Orville Schell: A 'More Even Keel' for US-China Relations?
The Morningside Post, the student-run news and opinion site of Columbia University's School of International Public Affairs, asked Orville Schell, Arthur Ross Director at Asia Society's Center on U.S.-China Relations, to weigh in on the first of its "Great Debates" series: Where Next for U.S.-China Relations?
Like the Post's other featured experts — including Howard French of Columbia University, Matthew Goodman of the Center for Strategic and International Studies, and Kerry Brown of Chatham House — Schell noted that the mysteries surrounding China's leadership, particularly its new generation, leave little room for speculation.
Nonetheless, having personally spent time with Chinese Vice President Xi Jinping during the latter's multi-day U.S. tour last week, Schell suggests that Xi's
newly forged, quite personal relationship with Joe Biden bodes well for keeping U.S.-China relations on a more even keel. One new feature of "the relationship" that one hopes will prove real is an ability to agree to disagree without throwing the whole relationship off the tracks when there is a crisis. Such an attitude would represent a giant step forward, because the relationship as a whole would not be held hostage to any one difficult political issue.

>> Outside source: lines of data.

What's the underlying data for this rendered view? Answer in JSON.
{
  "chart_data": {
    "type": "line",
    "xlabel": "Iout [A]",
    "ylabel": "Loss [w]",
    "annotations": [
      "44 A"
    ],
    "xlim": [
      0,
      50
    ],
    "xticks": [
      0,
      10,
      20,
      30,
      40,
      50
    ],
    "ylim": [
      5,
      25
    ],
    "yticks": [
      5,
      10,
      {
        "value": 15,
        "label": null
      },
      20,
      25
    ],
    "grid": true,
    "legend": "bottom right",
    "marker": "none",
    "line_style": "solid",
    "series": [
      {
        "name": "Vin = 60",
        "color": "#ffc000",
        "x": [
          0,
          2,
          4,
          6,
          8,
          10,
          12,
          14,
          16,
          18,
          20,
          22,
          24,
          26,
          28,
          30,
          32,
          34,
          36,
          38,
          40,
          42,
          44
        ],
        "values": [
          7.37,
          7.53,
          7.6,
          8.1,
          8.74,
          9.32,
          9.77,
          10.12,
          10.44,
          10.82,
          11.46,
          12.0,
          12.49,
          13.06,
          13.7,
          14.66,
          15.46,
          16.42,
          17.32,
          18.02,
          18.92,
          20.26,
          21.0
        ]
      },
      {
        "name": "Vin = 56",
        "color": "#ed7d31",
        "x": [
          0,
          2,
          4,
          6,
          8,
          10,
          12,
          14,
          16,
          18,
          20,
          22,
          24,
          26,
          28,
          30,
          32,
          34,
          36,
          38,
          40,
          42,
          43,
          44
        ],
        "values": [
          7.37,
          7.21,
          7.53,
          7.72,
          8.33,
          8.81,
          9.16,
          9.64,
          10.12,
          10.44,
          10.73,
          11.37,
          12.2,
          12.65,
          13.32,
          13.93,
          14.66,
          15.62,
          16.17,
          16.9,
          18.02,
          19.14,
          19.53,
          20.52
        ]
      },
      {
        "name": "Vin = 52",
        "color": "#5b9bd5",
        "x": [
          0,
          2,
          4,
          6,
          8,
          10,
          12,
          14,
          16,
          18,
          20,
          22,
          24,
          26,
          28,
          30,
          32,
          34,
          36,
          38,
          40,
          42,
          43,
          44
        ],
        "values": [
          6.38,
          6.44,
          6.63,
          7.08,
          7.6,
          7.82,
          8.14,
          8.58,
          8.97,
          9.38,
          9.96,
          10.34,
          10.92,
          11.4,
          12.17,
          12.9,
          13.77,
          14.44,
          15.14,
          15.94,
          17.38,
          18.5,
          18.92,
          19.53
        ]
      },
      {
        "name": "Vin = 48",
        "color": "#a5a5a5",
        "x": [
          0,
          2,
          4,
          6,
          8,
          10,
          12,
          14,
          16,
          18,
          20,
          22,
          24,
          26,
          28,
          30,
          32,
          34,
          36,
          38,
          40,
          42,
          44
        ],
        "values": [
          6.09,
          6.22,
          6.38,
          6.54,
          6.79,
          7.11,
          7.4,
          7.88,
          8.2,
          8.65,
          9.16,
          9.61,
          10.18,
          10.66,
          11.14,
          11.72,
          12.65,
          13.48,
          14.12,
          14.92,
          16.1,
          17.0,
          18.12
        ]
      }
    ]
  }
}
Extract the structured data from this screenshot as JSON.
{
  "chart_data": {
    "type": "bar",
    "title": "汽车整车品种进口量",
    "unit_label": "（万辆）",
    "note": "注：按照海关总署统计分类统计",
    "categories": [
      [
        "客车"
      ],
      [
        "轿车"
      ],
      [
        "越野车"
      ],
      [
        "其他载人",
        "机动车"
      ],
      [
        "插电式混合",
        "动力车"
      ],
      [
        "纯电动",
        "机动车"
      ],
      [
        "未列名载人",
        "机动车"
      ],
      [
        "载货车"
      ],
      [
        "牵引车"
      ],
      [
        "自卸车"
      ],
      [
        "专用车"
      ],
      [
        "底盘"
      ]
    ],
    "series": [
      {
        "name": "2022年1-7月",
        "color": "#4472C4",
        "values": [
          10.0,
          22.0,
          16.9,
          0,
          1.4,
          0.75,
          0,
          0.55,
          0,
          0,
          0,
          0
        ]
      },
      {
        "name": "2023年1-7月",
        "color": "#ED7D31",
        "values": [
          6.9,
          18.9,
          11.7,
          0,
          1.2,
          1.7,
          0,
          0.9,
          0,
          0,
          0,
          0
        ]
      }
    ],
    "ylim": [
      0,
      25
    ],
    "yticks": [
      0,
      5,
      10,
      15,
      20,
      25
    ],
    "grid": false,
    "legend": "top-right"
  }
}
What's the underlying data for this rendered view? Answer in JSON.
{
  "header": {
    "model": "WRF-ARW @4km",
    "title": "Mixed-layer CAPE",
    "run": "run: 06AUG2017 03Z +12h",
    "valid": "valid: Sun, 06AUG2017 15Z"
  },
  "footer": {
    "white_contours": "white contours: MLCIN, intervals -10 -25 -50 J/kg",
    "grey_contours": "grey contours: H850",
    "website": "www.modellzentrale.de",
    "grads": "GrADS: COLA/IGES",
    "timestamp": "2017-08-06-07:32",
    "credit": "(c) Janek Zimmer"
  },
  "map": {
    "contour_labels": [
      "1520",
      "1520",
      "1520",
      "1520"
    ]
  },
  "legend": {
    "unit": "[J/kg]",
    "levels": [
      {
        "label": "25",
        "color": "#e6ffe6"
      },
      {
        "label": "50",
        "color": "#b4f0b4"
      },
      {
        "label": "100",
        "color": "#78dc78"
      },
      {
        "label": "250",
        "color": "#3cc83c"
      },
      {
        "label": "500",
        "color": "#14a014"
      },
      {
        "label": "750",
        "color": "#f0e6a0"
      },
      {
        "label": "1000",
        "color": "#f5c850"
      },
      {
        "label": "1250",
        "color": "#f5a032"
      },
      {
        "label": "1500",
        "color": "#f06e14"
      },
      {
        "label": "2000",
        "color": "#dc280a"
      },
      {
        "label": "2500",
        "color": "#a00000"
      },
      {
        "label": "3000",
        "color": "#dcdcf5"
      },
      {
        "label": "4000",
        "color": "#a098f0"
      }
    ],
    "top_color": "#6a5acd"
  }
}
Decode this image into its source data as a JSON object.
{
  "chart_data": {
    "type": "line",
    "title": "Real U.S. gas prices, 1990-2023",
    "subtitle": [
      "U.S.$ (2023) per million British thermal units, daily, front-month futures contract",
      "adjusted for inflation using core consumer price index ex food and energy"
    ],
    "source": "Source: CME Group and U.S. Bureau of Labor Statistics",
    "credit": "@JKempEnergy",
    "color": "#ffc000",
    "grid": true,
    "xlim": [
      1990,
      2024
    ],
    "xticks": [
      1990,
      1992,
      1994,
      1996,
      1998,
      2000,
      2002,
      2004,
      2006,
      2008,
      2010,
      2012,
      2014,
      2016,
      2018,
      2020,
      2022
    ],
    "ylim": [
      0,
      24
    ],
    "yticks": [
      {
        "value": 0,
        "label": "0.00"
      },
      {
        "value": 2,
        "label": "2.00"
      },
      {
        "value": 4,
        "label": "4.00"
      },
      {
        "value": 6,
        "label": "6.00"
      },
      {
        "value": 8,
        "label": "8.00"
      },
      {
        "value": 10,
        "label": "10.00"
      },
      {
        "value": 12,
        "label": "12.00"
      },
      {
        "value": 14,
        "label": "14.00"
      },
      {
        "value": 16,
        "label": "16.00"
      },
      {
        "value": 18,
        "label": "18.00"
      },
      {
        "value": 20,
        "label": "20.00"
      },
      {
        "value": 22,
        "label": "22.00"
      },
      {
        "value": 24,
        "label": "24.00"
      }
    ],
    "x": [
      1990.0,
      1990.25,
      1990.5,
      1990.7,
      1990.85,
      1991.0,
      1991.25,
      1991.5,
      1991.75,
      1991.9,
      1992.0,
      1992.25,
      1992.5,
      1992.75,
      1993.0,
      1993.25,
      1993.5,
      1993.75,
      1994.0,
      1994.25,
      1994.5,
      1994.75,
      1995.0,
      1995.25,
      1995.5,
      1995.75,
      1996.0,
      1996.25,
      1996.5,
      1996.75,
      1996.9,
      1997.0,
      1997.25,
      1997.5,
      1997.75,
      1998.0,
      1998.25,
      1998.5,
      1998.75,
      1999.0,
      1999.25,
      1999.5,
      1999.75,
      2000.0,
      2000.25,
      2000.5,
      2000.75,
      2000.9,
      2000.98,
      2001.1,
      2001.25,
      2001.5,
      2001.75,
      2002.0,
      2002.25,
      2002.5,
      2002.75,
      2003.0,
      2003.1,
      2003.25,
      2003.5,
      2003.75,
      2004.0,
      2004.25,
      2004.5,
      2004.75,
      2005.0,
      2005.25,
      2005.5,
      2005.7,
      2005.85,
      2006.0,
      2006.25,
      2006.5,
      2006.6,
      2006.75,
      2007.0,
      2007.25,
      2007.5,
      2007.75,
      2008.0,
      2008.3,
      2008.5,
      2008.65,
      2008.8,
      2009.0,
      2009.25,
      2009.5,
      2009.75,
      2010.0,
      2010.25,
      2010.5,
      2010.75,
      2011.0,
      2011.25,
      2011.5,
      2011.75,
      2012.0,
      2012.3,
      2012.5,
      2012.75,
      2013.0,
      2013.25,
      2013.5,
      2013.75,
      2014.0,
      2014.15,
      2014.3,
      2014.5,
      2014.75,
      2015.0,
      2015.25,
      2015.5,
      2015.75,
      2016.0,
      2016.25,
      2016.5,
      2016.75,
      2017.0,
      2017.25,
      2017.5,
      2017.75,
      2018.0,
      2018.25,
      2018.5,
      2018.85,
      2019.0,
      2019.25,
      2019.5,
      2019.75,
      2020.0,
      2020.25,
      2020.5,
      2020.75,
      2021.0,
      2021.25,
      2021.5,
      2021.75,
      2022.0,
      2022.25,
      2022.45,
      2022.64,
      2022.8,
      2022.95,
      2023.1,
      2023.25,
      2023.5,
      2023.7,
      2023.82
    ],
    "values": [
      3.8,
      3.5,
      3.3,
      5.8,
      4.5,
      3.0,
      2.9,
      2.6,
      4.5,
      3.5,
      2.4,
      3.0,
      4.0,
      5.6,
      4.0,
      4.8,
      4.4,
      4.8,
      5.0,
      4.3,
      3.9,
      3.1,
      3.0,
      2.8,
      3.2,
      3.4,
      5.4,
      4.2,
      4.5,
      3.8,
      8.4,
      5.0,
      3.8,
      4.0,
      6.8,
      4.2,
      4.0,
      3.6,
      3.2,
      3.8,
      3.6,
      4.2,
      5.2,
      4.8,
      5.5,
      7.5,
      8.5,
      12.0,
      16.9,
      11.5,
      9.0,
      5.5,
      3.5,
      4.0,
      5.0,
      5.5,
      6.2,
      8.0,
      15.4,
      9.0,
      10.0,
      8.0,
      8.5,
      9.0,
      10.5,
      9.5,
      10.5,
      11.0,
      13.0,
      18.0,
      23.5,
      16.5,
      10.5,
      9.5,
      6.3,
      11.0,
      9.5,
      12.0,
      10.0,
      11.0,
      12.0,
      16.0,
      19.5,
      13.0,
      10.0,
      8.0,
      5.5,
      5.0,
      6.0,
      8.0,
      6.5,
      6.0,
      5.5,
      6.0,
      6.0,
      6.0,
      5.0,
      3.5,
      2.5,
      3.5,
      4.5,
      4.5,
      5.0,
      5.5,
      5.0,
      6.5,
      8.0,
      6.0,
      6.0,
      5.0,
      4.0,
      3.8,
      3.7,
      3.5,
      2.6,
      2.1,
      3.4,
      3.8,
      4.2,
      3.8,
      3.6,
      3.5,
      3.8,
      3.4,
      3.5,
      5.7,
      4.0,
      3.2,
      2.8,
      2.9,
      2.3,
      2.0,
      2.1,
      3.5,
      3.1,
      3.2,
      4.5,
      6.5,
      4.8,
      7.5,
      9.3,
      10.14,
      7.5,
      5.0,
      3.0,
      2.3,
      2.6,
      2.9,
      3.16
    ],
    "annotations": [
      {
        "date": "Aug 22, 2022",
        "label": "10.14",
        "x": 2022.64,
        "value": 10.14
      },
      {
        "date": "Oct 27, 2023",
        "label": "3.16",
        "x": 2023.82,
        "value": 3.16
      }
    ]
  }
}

On the flip side, Kerry Brown says that certain of Xi's personal characteristics may rub Washington the wrong way. Xi's populist tone, for instance, "may well start pointing back at the U.S. and the outside world with some harder language, about the need to accommodate the world's second largest economy more, and allow China more diplomatic and political space."
Meanwhile, former Asia Blog contributor Matt Schiavenza claims that in the wake of Xi's visit, too much fuss has been made over nothing. Very little will change, he argues, "if only because both sides are broadly satisfied with the status quo."